Event Detail

Black Film, White Faces: Hollywood's Take on the Death Penalty, 1951-1968.

CURRENT ISSUES
IN NORTH AMERICAN AND CULTURAL STUDIES

Black Film, White Faces: Hollywood's Take on the Death Penalty, 1951-1968.

Tuesday,
14 June 2022,
6:00 c.t.-8:00 pm

Room A, IAAK
Regina-Pacis-Weg 5
53113 Bonn

This talk focuses on a cluster of over 30 crime films from the 1950 s and early 1960 s that revolve around the death penalty. It has often been argued - particularly with reference to Robert Wise’s film I Want to Live! (1958) - that Hollywood took a progressive, abolitionist stance toward the death penalty. An analysis of Hollywood’s entire death penalty-related output during the period as well as an attention to films’ formal strategies of representing executions suggests, however, that Hollywood’s take on the death penalty was much more of "mixed verdict".
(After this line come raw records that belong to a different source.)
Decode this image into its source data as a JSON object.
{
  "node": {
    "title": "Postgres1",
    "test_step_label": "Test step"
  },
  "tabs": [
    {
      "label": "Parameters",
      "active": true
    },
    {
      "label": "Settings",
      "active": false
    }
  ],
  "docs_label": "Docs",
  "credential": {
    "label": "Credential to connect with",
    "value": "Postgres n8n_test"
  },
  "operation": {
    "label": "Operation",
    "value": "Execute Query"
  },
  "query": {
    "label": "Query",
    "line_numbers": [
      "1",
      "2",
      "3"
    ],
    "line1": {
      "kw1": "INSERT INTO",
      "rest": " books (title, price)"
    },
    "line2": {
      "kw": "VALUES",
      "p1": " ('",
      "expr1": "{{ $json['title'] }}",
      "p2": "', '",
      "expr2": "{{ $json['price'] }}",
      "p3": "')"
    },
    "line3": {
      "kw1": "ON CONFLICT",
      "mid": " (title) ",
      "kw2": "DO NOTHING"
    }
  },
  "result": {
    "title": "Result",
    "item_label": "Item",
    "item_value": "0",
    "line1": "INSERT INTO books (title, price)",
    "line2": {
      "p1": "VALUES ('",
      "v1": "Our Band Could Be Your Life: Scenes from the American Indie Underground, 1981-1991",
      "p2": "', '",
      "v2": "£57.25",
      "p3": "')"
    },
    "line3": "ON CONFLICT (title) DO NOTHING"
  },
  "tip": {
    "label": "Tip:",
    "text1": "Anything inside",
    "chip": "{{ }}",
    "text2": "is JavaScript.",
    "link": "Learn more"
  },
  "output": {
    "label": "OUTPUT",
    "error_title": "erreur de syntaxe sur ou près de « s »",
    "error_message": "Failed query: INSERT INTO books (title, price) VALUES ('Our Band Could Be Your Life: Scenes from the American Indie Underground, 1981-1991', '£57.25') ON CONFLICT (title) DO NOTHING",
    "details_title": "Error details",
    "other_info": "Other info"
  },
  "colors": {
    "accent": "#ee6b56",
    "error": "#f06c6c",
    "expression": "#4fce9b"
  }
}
PD Dr. Birte Christ teaches American Literature, Culture, and Media at Justus Liebig University Gießen. She is the author of Modern Domestic Fiction: Popular Feminism, Mass Market Magazines, and Middle-Class Culture, 1905-1925 (2012) and is currently preparing a book entitled Imagining the American Death Penalty: Race and Representation in the Long Twentieth Century.